Tuesday, September 06, 2005

Mickey Kaus inadvertently demonstrates the old adage "hard cases make bad law" by arguing in favor of a total demolishment of the federal system in the light of the problems with the Katrina response. This is the same panicky paternalism which brought us the municipal governmental reform movement after the 1900 Galveston hurricane, and thus, inadvertently and indirectly, a whole phalanx of rotten Progressive ideas like direct election of senators, referenda and recall, and the elitist habit of policy-by-unelected-commission.

Policy in reaction to disaster and catastrophe is the very reason conservatives exist. There is a serious argument that the Department of Homeland Security bureaucratic reorganization driven by the reaction to the *last* catastrophe was largely responsible for the disorganized and scatterbrained FEMA response this time around. The reaction to the 1927 floods drove the construction of all the massive river levees which have helped gut the southeastern Louisiana wetlands which used to partially protect the region from this sort of disaster.

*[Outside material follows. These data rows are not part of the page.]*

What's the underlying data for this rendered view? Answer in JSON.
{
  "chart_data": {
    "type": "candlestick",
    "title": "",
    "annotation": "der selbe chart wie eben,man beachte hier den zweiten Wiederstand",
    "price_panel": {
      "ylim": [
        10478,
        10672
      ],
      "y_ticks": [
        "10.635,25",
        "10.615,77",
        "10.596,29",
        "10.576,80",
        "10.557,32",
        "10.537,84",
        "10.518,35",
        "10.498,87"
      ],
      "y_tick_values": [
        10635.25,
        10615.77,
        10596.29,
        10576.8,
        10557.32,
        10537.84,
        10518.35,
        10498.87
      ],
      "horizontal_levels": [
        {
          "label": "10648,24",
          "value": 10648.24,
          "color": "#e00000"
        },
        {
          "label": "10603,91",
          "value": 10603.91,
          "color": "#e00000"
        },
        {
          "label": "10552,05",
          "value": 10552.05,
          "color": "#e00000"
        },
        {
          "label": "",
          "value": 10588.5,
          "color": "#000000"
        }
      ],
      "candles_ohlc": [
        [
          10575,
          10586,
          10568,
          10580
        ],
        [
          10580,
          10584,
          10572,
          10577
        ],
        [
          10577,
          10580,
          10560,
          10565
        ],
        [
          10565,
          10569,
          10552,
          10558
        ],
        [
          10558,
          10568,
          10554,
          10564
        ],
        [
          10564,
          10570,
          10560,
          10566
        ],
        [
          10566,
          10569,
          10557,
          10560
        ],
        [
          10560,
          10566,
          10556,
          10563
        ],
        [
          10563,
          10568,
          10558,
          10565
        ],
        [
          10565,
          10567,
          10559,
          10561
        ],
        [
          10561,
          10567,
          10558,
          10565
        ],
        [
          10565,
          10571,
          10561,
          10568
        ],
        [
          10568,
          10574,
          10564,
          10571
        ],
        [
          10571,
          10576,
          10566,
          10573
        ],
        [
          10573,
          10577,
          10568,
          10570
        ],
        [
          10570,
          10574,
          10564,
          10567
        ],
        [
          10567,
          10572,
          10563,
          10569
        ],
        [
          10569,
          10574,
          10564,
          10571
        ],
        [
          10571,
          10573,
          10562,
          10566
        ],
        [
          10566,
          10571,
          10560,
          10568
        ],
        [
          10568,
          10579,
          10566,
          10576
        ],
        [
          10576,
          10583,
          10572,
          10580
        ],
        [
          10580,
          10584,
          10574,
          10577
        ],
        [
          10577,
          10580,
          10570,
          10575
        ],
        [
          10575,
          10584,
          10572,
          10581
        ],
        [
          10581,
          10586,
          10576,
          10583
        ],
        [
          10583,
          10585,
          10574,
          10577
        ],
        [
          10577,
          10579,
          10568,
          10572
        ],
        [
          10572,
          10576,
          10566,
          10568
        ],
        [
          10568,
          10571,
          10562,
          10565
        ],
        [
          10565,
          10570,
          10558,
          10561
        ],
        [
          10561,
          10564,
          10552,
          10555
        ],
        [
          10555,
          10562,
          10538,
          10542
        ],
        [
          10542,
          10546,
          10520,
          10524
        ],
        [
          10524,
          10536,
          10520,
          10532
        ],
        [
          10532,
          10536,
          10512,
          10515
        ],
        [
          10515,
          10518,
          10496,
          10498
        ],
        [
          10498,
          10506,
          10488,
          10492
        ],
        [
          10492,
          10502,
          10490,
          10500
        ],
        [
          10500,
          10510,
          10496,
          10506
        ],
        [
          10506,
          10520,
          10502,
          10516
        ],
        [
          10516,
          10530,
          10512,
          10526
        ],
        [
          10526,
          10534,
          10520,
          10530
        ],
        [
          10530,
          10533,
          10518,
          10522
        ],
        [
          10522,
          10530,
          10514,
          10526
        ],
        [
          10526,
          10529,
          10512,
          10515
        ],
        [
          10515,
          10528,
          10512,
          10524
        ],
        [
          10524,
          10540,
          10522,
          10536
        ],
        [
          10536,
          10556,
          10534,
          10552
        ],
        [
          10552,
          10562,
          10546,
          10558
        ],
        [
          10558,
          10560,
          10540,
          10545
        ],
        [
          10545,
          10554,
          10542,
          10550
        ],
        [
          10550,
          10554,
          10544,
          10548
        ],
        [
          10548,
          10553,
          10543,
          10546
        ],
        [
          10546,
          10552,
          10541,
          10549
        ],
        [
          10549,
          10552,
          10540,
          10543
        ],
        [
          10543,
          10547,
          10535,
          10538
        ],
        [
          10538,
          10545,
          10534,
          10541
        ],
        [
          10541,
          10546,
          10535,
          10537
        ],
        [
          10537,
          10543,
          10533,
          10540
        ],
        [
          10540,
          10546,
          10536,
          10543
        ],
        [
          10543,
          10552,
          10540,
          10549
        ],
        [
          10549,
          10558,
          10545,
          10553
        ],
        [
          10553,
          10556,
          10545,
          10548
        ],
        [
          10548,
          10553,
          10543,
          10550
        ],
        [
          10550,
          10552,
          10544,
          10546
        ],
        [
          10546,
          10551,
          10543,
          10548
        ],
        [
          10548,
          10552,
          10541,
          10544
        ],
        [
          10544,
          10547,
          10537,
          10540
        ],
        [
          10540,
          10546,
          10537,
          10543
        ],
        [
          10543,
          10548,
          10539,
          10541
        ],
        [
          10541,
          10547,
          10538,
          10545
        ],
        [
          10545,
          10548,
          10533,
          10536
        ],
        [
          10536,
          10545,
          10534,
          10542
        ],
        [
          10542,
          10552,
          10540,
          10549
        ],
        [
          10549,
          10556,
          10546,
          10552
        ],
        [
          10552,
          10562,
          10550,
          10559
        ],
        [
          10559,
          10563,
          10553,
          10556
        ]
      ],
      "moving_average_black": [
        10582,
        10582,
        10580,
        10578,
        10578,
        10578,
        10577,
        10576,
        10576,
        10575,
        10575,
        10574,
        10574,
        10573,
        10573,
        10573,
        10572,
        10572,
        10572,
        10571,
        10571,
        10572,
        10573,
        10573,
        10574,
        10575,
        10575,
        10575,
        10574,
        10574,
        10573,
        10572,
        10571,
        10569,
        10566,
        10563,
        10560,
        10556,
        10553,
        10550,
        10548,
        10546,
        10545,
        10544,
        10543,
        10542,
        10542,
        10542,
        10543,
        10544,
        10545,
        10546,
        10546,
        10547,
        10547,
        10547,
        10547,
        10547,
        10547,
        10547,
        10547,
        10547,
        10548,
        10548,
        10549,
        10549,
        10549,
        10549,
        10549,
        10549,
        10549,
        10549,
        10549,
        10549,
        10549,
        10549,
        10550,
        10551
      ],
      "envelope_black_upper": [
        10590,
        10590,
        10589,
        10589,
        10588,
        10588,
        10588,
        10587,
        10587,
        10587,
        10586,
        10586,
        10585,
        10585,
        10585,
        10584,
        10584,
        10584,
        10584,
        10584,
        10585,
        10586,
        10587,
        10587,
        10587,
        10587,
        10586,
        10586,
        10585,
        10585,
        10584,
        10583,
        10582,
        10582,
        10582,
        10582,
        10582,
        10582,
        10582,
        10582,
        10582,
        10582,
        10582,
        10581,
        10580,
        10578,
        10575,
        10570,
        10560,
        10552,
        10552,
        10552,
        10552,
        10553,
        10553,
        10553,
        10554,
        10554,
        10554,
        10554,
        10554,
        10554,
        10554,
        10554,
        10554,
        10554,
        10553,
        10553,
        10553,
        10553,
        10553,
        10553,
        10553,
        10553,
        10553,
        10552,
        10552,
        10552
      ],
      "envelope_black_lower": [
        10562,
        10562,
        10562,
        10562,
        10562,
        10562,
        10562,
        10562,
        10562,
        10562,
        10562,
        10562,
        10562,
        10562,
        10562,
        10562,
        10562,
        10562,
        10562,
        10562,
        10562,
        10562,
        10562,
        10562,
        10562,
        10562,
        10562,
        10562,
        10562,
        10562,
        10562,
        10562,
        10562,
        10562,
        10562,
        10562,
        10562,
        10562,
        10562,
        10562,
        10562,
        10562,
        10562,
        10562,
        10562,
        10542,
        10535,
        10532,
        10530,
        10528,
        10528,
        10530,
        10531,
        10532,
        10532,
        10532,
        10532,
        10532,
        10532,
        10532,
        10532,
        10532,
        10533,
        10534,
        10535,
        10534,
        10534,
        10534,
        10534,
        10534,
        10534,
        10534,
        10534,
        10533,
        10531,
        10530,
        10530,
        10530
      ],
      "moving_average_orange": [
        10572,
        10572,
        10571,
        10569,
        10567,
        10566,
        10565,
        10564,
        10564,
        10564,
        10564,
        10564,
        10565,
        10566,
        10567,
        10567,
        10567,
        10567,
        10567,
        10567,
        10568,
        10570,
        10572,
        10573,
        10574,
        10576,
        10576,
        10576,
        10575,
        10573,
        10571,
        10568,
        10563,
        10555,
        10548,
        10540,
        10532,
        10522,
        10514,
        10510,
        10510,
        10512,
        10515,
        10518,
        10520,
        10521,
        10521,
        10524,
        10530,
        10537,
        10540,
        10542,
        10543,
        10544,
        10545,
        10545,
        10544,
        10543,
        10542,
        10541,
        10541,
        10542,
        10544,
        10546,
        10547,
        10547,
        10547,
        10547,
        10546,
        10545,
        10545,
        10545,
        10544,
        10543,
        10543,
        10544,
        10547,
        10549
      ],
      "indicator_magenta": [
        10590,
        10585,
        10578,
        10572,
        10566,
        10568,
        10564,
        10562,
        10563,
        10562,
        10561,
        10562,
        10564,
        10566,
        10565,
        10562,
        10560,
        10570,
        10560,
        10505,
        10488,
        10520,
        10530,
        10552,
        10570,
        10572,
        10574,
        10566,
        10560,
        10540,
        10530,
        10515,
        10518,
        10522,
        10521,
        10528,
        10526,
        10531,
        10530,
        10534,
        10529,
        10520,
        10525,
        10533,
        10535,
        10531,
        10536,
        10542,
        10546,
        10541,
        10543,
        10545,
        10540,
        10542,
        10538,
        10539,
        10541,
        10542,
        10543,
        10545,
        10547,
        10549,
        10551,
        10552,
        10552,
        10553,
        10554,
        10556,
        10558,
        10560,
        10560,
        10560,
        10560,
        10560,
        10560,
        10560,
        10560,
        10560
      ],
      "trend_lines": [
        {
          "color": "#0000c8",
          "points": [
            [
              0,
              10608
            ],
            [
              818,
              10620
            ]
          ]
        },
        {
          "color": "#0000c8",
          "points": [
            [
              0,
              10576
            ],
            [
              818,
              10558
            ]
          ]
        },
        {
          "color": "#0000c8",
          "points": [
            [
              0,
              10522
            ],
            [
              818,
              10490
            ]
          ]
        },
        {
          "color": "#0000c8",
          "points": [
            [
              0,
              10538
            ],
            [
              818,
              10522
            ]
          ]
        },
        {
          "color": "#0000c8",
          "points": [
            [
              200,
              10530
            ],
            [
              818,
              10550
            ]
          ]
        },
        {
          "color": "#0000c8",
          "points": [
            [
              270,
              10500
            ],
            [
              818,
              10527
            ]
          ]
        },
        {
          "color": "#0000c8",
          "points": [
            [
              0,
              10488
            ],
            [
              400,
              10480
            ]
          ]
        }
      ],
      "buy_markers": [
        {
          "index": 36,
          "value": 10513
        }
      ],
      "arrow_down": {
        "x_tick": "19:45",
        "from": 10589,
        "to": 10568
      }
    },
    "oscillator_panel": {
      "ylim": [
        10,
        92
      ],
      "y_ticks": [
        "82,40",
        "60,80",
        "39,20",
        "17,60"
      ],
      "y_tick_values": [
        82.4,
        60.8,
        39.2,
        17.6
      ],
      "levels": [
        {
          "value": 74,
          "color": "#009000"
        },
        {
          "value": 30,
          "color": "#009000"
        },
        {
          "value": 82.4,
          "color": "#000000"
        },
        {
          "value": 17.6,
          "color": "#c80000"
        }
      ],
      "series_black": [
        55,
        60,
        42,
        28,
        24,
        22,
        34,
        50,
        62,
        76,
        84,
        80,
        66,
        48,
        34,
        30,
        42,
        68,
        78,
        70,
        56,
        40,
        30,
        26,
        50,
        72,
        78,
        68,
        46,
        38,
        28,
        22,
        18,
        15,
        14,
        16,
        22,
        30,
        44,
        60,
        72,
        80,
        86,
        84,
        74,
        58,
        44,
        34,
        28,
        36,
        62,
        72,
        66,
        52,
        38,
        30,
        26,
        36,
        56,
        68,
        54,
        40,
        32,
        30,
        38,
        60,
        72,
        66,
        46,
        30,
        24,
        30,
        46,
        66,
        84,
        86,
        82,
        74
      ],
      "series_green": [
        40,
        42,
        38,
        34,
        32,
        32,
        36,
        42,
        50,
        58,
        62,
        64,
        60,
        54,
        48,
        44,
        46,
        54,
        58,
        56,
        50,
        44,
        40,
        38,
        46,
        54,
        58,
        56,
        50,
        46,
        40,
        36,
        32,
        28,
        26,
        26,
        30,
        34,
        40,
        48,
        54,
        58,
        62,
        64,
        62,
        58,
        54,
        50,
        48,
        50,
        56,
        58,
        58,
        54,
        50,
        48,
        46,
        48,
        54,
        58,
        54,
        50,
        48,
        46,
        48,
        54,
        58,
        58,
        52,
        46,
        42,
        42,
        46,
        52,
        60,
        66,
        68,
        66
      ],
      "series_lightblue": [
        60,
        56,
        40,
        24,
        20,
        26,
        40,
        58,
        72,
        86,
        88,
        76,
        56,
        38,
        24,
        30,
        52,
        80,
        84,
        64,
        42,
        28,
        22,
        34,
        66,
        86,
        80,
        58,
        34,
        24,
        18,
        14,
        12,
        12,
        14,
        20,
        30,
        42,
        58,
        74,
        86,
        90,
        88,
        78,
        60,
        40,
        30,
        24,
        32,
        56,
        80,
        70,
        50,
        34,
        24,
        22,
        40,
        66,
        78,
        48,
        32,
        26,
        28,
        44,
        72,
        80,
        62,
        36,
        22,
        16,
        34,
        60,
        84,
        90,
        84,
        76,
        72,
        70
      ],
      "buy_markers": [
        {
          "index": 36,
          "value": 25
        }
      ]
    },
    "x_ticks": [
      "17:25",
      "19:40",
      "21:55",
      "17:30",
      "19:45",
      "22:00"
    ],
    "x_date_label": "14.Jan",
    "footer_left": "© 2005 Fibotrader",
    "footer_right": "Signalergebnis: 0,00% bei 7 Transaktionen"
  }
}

In a federal system, where one of the state elements of the system proves itself in a time of crisis to be nonfunctional, while other state elements are marginally or mostly functional and the federal element is marginally functional, the answer is not to trash the system and come up with a new idea. For one thing, the friction of politics and the dynamics of large groups guarantees that your new system will be utterly untested and half-implemented by the time of the next disaster. For another thing, you don't repair a car which has blown a tire by buying another car. You either get a new tire, or patch the punctured one.

Louisiana has always been a problem state. It's the only Napoleonic state in the Union. Its corruption is legendary. It is notably poor. Louisiana's state election dynamics during my lifetime have been notable for their "racist" versus "corrupt" dichotomies - remember "vote for the crook - it's important"? In what other state in the Union is there a viable, overtly racist electoral option? I mean, other than the Al Sharpton Dog & Pony Revue...

Anyways, the national government can't just take over a state government and install a new one. That's almost as impractical as Kaus's New Union proposal. But the people of Louisiana might want to think it over, and in a serious manner. In the 'laboratory of democracy", I'd call Louisiana's experiment a fairly instructive failure.